- Poster
- Directed by: T. Shivraj
- Produced by: S. Gnanasundari
- Starring: Sathyaraj Napoleon Abbas Rathi Sukanya
- Cinematography: R. Selva
- Edited by: Udayashankar
- Music by: Deva
- Production company: Sundari Films
- Release date: 5 March 2004;
- Country: India
- Language: Tamil

= Adi Thadi =

Adi Thadi () is a 2004 Indian Tamil-language action comedy film. It stars Sathyaraj, Abbas, Napoleon and Rathi, and was directed by T. Shivraj. It was later remade in Telugu as Political Rowdy in 2005 with Mohan Babu, Charmee Kaur and Prakash Raj enacting the roles of Sathyaraj, Rathi and Napoleon respectively. Abbas reprised his role in the Telugu film.

== Plot ==
Tirupati is a criminal who commands respect even from the state's chief minister. He hates women and remains a bachelor even at the age of 50. A naughty college student Priya grabs Tirupati's attention though a beauty contest, and he falls in love with her and proposes to her.
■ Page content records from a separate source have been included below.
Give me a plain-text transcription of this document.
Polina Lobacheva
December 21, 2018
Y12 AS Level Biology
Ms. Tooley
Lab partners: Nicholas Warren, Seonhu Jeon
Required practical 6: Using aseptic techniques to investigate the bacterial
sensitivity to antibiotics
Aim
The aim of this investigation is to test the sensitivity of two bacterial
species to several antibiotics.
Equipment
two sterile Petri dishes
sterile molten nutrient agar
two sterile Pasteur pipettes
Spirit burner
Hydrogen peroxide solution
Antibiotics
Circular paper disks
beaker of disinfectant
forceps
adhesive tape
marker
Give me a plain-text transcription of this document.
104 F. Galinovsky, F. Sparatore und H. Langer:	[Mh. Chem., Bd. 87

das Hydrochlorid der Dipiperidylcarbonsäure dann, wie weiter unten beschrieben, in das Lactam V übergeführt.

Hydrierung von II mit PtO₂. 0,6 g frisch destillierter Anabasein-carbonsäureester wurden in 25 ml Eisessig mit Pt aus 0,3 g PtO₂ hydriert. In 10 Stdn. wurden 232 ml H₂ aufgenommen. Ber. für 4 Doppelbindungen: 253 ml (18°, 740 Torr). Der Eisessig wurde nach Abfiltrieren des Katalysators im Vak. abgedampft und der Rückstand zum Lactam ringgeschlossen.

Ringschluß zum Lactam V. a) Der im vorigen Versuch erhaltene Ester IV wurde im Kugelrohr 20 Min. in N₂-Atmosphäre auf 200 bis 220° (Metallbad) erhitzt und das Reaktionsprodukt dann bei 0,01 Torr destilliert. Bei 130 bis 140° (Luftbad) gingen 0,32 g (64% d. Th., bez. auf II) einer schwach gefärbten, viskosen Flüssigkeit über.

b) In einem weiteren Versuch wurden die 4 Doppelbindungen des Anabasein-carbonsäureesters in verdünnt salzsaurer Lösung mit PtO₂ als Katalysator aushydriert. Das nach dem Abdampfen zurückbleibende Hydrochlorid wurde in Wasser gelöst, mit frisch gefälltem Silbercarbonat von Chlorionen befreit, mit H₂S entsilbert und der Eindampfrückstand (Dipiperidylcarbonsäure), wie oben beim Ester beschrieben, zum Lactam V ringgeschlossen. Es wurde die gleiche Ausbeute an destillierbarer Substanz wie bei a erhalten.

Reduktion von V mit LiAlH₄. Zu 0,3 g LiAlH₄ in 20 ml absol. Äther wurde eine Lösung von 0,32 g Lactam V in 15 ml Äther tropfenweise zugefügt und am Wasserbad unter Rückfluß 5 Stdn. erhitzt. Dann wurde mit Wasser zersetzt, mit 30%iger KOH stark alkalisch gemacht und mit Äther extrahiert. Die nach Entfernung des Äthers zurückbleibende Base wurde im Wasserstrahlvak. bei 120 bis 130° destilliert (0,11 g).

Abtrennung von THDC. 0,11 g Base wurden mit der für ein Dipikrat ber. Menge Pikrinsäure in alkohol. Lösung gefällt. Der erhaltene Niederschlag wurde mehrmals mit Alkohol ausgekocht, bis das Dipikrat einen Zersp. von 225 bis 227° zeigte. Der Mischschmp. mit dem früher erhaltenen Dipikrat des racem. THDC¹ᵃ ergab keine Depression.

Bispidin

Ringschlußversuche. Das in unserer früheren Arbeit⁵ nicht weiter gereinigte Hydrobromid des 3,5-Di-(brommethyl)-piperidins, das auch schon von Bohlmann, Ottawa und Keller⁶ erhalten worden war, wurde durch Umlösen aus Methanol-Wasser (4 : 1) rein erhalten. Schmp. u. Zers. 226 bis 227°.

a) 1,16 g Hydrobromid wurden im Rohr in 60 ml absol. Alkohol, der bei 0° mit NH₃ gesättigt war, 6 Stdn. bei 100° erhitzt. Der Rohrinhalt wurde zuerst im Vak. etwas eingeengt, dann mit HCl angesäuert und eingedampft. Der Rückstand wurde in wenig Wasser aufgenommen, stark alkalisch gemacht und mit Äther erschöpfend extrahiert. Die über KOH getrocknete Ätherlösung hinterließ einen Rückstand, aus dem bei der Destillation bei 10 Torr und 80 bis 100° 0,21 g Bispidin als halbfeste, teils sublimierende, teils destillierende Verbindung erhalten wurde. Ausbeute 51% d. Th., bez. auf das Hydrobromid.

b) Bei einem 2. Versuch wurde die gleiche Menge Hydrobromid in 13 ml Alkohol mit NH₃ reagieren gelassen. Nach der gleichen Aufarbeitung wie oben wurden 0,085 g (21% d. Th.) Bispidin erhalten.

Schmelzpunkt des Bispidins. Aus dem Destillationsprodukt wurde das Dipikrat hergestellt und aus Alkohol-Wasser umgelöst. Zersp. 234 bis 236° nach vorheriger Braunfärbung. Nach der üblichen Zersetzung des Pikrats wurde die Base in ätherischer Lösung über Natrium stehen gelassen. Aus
Then, Priya's life turns to disaster because she gets tortured by Tirupati and his henchmen. With the help of his brother Surya, Tirupati changes his appearance to look younger. To escape from this problem, Priya contacts her boyfriend Arjun. The rest is all about how all ends well.

==Production==
The film marked the directorial debut of T. Shivaraj who earlier assisted T. P. Gajendran and S. A. Chandrasekhar.
== Soundtrack ==
The soundtrack was composed by Deva and lyrics were written by Piraisoodan, Kalidasan, Snehan and Deva Kumar. The song "Umma Umma" turned out to be a sensational chartbuster upon release.

| No. | Song | Singers | Lyrics | Length (m:ss) |
| 1 | Umma Umma | Malathy Lakshman, Manikka Vinayagam | Deva Kumar | 04:31 |
| 2 | Machanukku | Pop Shalini, Prasanna | Kalidasan | 04:26 |
| 3 | Eppadi Samalipendi | Sridevi, Naveen | 04:50 |
| 4 | Thagadu Thagadu | Deva, Tippu, Ganga | Piraisoodan | 04:43 |
| 5 | Athiri pacha | Anuradha Sriram | Snehan | 05:12 |

== Release and reception ==
Sify wrote "Sathyaraj's Adithadi starts off as a rollkicking comedy that peters out towards the end. It is a black comedy, a movie that makes light of serious and usually morbid situations with their own level of hilarity and cleverness". The Hindu wrote "You could double up in laughter, guffaw at the hero's audacity or wrinkle your nose in disgust at certain points, but surely you cannot ignore the film that reminds you so much of the `villainous' Satyaraj of yore." Chennai Online wrote "This picture makes no pretence about being anything other than what it is. A not-to-be-taken-seriously, unpretentious entertainer, hilarious at most times, an irreverent take-off on films depicting local 'dadas' and their ilk, the film is seen through the eyes of a 50-something local don, who falls in love with a teenager, and for once finds himself at a loss on how to go about it". G. Ulaganathan of Deccan Herald wrote "Director Shivraj begins well and what begins as a comedy somewhere midway becomes a little serious".

The relative success of the film prompted Shivraj and Sathyaraj to team up again for a film titled Devuda on fake godmen, though it was later shelved. Soon after, Shivraj began making Enakke Enakka with a new cast, but it was also cancelled.